Alternative Treatment: [top]

See Asthma: Inhaled Steroids and Asthma: Short-acting Beta Agonists.

Pregnancy and Breast-feeding Warnings [top]

Pregnancy Warning

Fluticasone and salmeterol caused fetal harm in animal studies, including delayed bone formation, malformations, and fetal death. Because of the potential for serious adverse effects to the fetus, this drug should not be used by pregnant women.

Breast-feeding Warning

Fluticasone is excreted in animal milk, and it is likely that this occurs in humans. Although fluticasone was not tested, other corticosteroids have been detected in human milk. Because of the potential for serious adverse effects in nursing infants, you should not take fluticasone and salmeterol while nursing.

Safety Warnings For This Drug: [top]

FDA Black Box Warning

Long-acting beta2-adrenergic agonists, such as salmeterol, one of the active ingredients in ADVAIR DISKUS, may increase the risk of asthma-related death. Therefore, when treating patients with asthma, physicians should only prescribe ADVAIR DISKUS for patients not adequately controlled on other asthma-controller medications (e.g., low- to medium-dose inhaled corticosteroids) or whose disease severity clearly warrants initiation of treatment with 2 maintenance therapies. Data from a large placebo-controlled US study that compared the safety of salmeterol (SEREVENT® Inhalation Aerosol) or placebo added to usual asthma therapy showed an increase in asthma-related deaths in patients receiving salmeterol (13 deaths out of 13,176 patients treated for 28 weeks on salmeterol versus 3 deaths out of 13,179 patients on placebo).1

Do not stop any asthma medication without first consulting your physician. Abruptly stopping a medication may result in acutely deteriorating asthma control.

Additional Precautions for Asthma

Avoid exposure to things that trigger your allergies or asthma, such as animals, bedding, chemicals, cosmetics, drugs, dust, mold, foods, pollens, or smoke. Wearing a mask reduces inhalation of drugs, pollens, and smoke.

Aspirin can trigger asthma in people who are aspirin-allergic, as can beta-blockers. Infections aggravate lung problems. During epidemics of respiratory illnesses, avoid crowded places and wash your hands frequently to help prevent infection. If you have asthma, get a flu vaccination.

Note: The information in this profile addresses the care of asthma that is not serious enough to need emergency treatment.

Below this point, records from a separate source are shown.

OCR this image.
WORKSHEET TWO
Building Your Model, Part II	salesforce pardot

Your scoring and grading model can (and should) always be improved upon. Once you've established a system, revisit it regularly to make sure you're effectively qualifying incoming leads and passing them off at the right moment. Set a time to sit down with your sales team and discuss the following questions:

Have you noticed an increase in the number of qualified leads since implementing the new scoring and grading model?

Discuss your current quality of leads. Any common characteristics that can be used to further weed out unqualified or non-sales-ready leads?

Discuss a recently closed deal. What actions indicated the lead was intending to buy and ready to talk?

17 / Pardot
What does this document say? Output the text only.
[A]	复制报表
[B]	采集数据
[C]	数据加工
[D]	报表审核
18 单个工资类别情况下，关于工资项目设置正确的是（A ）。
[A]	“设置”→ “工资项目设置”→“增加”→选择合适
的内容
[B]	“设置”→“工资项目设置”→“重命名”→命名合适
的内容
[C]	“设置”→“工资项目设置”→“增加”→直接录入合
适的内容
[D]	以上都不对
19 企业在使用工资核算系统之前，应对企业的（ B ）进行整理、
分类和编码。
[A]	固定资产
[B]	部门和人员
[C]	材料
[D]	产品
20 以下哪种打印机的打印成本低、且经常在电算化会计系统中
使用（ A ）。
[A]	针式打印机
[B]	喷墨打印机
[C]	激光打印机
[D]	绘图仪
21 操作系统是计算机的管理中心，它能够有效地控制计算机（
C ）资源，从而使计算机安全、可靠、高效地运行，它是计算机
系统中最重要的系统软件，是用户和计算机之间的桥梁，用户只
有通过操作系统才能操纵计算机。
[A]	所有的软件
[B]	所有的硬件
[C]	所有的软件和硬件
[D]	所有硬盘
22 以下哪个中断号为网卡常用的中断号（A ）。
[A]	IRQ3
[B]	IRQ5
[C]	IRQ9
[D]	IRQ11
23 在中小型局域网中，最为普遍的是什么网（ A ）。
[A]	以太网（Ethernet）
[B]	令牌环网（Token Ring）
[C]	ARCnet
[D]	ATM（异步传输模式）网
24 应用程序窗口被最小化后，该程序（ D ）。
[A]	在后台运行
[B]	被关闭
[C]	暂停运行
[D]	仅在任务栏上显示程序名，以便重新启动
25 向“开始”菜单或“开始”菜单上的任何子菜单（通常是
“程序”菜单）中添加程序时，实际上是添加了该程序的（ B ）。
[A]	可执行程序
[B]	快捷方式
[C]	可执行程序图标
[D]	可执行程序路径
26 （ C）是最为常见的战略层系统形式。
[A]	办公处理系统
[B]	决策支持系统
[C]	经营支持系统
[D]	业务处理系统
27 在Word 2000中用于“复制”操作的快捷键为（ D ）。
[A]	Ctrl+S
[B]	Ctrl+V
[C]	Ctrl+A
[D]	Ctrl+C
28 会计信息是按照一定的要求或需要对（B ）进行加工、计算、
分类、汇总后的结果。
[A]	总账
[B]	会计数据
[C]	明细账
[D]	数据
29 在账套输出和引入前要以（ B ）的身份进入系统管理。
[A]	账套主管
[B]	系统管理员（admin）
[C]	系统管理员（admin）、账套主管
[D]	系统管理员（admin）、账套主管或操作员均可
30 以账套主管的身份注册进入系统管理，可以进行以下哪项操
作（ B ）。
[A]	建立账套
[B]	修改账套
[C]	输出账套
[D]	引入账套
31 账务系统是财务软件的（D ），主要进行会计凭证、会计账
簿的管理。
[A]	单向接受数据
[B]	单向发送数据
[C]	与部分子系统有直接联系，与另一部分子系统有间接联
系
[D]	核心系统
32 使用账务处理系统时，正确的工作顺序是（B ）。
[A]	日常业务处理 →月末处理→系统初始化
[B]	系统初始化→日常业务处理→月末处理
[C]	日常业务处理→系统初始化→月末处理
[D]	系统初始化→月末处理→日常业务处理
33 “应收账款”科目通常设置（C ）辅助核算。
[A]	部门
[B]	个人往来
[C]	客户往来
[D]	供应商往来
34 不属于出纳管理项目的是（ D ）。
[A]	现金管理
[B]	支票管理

Facts About This Drug: [top]

Fluticasone and salmeterol inhalation powders (ADVAIR DISKUS) combines powders of a steroid called fluticasone (FLOVENT) with a long-acting beta-blocker called salmeterol (SEREVENT). The diskus is used to inhale the powders by mouth. The combination allows a lower dose of fluticasone to be used, reducing steroid exposure and its attendant dangers.2

Fluticasone and salmeterol inhalation powders are approved by the Food and Drug Administration (FDA) for the treatment of chronic obstructive pulmonary disease (COPD) associated with chronic bronchitis and for chronic asthma. However the powders are not intended for treatment of acute episodes or rapidly deteriorating asthma.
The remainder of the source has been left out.